If you think that The Police is a law enforcement agency, darlings, you’re very wrong. Well, I mean, of course you’re right, but it’s all about context, and in this case, I’m talking about the post-punk British band from the late ’70s and early ’80s. At one point they were the biggest band in the world, until personalities made it impossible for the band to continue.
But if, when you hear The Police, you think Every Breath You Take, then you need to heed your favourite dilettante’s advice and keep reading. Worse yet, if you thought that was a Puff Daddy song, then I’m sorry, I can’t help you. (Damn you, Diddy. Damn your eyes.)
When the band started out in the late ’70s, they were raw and full of energy — the same kind of angry energy that fueled The Sex Pistols or The Clash — but these three guys could really fucking play. Imagine taking the art-school proficiency of Roxy Music and blending it with the angry young man nihilism of The Sex Pistols, and you’ve got The Police.
The Police was my first favourite band — I was about 10 years old and I raided my sister’s record collection, stealing the first three of their albums from her and listening to them on my giant headphones. It was love at first listen. And no, she didn’t even own Synchronicity, the album that made them zillionaires with its hits Every Breath You Take and King of Pain. It was ultimately their swan song, too, so… what does that say about too much success?
I’m going to share some early songs of theirs, and NO, I’m not going to be playing the hits. You’re not going to hear Roxanne or Message in a Bottle or Don’t Stand So Close To Me — all amazing songs, true, but you KNOW them — or if you don’t, then seriously, where have you been and what have you been listening to, darlings? Put down your Thirty Seconds to Bruno Mars and your Mumford, Lumineers, Bastille & Sons and broaden your musical horizons. True, Sting sold out and made Disney soundtracks, as well as some of the lamest adult contemporary easy listening bullshit music known to man — but I can forgive him his latter day sins because of this really great early stuff — can’t you find it in your hearts as well?

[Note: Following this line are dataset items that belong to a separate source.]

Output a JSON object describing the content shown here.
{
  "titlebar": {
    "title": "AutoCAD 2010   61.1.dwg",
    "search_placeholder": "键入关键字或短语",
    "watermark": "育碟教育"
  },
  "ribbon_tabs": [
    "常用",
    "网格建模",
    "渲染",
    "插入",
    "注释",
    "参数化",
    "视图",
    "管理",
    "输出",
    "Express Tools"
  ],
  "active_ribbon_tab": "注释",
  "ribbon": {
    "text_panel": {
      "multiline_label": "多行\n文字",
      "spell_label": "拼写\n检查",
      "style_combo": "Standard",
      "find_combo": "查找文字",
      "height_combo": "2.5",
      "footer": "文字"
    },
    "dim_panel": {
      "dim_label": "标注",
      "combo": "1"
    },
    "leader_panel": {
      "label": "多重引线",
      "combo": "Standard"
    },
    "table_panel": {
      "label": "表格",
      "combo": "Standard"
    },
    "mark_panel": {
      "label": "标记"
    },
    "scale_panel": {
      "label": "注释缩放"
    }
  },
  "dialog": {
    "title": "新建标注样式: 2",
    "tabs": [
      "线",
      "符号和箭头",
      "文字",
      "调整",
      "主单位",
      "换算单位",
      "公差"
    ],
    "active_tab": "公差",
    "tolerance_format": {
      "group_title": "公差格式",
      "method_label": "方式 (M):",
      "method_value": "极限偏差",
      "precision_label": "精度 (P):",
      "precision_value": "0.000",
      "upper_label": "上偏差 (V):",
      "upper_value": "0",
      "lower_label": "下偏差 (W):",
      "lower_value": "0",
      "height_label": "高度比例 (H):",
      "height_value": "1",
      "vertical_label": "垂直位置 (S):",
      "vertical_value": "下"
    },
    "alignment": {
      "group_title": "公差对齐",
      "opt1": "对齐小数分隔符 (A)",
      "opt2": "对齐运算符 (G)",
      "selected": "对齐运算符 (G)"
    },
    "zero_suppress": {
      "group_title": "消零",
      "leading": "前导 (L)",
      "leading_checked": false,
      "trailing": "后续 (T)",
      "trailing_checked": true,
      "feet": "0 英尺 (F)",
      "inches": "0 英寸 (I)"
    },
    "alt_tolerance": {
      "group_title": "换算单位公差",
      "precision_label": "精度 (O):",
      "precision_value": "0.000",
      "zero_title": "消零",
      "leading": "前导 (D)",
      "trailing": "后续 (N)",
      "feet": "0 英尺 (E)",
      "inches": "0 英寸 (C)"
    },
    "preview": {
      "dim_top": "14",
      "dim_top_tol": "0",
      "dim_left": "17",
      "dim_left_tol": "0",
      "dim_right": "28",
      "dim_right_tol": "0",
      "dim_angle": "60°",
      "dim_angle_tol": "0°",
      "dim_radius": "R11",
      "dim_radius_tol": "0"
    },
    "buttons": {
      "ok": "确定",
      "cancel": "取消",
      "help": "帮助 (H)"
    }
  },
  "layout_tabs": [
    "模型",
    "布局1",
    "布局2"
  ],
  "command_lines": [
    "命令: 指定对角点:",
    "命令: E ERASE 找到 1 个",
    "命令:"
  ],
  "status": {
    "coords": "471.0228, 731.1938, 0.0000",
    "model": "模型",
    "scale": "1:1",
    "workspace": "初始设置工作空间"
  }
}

Next to You – from the Old Grey Whistle Test
Can’t Stand Losing You
Bring On the Night
When the World is Running Down, You Make the Best of What’s Still Around
That takes you as far as those first three albums, darlings — a taste of what I discovered at ten — not that the other two albums aren’t good — but stylistically, they really do take a turn away from this early, frenetic, reggae infused art-punk as I like to call it. (Trademark pending, darlings) If I see the word ART-PUNK being used and abused, I’ll hunt you down like a dog. Like a dog hunts a fox. Except I’m the fox. And you’re a dog.
Wait, I’m confused. Just don’t do it. But do listen to these three albums – or at least these highlights.